Newspapers and Periodicals

The Austrian newspaper market is one of the most concentrated in Europe. Three dailies, the Neue Kronen-Zeitung, Täglich Alles, and Kurier, account for more than half of the newspapers sold in the country. By 1993 their daily circulations were 1.1 million, 500,000, and 390,000, respectively, with higher circulations on Sundays. All three specialize in tabloid-style journalism, with a tendency toward sensationalism. Better educated Austrians, especially in the larger cities, read either Die Presse or Der Standard, both high-quality newspapers published in Vienna with circulations of less than 100,000.

As of the early 1990s, a total of seventeen daily newspapers were published in Austria, and thirteen regional editions of some of these papers were published. Since the early 1970s, the importance of political party newspapers has declined precipitously. The SPÖ publishes one newspaper and the ÖVP two, all of which have circulations of less than 100,000. The SPÖ's venerable newspaper, Arbeiterzeitung, established in 1895, was sold to private interests in the late 1980s when the party decided it no longer wished to cover the newspaper's massive losses.

Austria also has many periodicals and magazines. Among the weekly periodicals, Profil, with a circulation of more than 100,000 in 1993, has emerged as one of the best practitioners of investigative journalism in the country. Another weekly magazine, News, has a circulation of more than 200,000, although it was only founded in October 1992. Other periodicals of note include Wochenpresse, a weekly; Trend, a monthly journal devoted to economic news; and Wiener, a monthly.

Rising concern over financial difficulties faced by small publishers led the Austrian government to decide in 1975 that subsidies should be made available to newspapers and magazines meeting certain criteria. For a daily newspaper to receive government funds, it must have a minimum circulation of 10,000 and regional distribution. Weekly newspapers are required to have a minimum circulation of 5,000. Magazines are eligible for funds if they publish between four and forty issues a year. To be considered for funding, a newspaper or magazine must file a formal application with the government. Specific allocations are decided on a case-by-case basis, and various formulas are used to spread the funds among a large number of publications. No single newspaper can receive more than 5 percent of the total budget earmarked for support of the daily press.

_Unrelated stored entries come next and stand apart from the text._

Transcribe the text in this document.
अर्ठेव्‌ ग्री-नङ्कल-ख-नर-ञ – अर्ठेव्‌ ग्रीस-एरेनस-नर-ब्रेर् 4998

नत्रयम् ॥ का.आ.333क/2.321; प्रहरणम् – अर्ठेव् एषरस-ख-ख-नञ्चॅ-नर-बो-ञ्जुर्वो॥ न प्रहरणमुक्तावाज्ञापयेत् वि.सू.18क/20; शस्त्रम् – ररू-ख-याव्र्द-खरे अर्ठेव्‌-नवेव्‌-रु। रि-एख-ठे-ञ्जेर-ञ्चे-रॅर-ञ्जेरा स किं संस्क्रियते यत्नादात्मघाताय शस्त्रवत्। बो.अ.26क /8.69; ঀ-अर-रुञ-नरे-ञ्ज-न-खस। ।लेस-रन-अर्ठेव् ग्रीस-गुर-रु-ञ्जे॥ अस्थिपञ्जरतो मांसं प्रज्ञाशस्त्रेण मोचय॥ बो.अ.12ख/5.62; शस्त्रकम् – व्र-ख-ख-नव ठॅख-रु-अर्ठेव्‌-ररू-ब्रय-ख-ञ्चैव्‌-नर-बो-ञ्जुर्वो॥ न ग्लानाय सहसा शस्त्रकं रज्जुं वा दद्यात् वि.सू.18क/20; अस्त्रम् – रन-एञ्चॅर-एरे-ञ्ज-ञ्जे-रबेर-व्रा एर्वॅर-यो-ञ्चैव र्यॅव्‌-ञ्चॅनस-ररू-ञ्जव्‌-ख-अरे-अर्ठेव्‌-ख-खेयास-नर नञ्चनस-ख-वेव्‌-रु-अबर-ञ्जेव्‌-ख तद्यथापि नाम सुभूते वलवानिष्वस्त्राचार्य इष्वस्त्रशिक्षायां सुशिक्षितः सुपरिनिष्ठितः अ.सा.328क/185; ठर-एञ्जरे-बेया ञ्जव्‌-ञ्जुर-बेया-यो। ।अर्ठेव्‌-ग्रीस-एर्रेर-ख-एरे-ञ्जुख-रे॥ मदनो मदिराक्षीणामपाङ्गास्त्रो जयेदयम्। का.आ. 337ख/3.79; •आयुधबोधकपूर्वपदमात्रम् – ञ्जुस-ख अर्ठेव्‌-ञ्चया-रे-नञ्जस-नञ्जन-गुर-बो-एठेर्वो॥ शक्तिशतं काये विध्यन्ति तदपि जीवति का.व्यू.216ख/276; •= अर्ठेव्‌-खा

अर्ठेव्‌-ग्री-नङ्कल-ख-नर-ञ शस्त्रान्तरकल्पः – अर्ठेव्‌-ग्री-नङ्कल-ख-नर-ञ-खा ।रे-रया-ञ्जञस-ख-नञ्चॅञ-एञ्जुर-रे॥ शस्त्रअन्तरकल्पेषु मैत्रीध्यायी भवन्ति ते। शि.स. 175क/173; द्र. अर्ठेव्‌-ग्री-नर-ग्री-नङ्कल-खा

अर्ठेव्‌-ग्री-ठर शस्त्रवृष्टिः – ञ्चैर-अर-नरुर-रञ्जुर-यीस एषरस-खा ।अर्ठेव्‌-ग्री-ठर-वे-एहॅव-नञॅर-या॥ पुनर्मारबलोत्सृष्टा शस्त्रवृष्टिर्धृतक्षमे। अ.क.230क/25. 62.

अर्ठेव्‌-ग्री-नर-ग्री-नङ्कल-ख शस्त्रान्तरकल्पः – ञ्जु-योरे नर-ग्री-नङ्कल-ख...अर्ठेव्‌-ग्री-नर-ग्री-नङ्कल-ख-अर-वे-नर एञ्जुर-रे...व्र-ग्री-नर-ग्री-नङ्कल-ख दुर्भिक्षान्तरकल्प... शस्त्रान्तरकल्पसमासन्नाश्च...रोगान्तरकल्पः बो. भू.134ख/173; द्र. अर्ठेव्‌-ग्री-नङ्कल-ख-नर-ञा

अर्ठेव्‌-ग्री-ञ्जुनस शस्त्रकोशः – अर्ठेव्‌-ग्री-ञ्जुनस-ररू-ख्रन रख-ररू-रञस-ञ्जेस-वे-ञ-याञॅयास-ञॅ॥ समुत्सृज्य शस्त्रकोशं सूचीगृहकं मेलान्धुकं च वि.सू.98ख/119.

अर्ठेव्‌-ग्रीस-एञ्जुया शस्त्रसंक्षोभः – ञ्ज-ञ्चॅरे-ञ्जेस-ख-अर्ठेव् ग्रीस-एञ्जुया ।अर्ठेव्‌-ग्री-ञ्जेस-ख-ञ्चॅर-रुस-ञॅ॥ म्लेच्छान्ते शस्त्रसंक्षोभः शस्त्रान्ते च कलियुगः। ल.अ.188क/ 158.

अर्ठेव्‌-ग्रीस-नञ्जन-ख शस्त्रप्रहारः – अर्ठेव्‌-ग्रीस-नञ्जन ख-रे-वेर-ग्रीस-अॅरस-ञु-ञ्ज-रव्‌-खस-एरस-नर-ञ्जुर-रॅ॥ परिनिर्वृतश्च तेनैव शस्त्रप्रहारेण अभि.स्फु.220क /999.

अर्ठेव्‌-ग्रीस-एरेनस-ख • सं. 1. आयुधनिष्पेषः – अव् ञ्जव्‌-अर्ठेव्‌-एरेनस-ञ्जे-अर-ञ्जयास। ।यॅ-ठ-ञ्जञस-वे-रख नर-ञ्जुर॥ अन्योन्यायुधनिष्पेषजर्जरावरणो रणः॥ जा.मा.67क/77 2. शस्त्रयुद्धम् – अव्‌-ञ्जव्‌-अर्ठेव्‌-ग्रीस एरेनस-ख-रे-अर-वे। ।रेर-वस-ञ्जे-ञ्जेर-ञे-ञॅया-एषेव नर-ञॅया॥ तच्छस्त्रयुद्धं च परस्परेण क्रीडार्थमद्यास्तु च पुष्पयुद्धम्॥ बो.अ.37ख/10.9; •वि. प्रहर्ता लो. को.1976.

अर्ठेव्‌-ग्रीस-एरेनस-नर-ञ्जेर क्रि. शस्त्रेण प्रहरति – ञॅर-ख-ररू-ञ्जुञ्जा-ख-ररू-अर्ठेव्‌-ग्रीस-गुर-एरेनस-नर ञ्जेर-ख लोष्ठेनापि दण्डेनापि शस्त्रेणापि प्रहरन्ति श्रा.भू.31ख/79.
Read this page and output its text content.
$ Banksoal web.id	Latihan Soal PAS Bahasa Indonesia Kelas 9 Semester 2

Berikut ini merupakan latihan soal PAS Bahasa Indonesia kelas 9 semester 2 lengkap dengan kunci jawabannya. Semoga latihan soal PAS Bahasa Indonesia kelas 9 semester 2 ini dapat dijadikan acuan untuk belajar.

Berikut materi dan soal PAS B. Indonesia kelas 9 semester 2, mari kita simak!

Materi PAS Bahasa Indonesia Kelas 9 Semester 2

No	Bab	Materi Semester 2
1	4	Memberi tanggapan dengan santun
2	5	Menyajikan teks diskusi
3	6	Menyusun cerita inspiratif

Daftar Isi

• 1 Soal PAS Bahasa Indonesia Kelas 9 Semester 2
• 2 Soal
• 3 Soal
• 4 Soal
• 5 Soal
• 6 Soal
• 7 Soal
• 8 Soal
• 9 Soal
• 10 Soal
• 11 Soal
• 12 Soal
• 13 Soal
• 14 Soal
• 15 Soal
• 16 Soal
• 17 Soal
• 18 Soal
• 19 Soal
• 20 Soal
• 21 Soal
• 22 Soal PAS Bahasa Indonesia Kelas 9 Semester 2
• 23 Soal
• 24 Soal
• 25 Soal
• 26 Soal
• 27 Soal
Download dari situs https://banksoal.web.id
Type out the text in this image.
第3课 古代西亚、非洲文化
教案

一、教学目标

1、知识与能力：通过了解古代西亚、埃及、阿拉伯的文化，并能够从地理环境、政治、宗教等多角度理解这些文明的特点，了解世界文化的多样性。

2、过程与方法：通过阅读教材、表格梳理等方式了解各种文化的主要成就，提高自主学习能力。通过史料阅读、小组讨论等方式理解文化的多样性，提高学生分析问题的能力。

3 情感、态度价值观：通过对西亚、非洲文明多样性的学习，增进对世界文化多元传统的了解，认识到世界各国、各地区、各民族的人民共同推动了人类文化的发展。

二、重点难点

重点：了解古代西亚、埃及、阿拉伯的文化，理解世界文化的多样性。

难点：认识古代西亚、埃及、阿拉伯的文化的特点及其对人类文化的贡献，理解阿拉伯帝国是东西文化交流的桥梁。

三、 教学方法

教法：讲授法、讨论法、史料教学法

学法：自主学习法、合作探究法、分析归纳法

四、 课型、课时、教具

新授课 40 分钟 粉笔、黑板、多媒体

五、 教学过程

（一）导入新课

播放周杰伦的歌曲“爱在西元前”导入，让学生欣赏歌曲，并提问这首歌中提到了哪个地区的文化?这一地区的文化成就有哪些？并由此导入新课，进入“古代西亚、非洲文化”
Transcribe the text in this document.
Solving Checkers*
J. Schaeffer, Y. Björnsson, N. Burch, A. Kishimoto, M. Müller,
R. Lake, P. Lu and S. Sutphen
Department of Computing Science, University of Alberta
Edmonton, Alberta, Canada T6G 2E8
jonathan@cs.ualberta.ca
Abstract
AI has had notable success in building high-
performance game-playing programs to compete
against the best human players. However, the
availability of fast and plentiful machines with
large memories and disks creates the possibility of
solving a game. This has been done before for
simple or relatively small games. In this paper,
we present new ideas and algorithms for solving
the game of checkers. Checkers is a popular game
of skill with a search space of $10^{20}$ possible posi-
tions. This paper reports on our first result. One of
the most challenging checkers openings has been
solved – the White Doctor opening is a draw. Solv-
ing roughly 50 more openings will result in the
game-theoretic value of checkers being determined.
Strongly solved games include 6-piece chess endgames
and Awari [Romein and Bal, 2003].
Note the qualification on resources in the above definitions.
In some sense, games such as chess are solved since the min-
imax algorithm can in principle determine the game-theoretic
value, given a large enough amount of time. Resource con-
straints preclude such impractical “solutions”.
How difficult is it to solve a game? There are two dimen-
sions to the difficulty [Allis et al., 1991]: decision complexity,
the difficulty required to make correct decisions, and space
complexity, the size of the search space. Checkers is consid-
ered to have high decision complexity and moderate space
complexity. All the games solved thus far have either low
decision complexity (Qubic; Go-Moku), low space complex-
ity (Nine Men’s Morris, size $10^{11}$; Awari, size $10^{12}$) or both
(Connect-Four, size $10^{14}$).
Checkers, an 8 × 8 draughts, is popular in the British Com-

In 1982 Austria brought its press laws up to date with the passage of the Federal Law on the Press and Other Journalistic Media, which clarifies the rights of individuals to sue for damages when they believe they have been slandered or defamed by the press. The law establishes maximum amounts of S50,000 for defamation of character and S100,000 for slander. The law stipulates that damages are not to be awarded if it can be shown that the public interest was served by the publication of the material or of allegations in dispute. The law also grants individuals and corporations the right to respond in print to published reports they regard as defamatory. However, a newspaper can refuse to publish a rejoinder if it can prove that the report is not factual. Individuals and corporations may respond only to factual reporting; articles containing editorial opinions and value judgments are not covered by this provision of the press law.

Other provisions of the 1982 law strengthened the rights of journalists. Journalists are guaranteed the right to refuse to collaborate in assignments they regard as incompatible with their ethical convictions. The law also affirms the right of journalists not to divulge their sources in a court of law. The law further states that the government may not place the communications facilities of an organ of the press under surveillance unless it has reason to believe that a crime carrying a sentence of at least ten years may have been committed.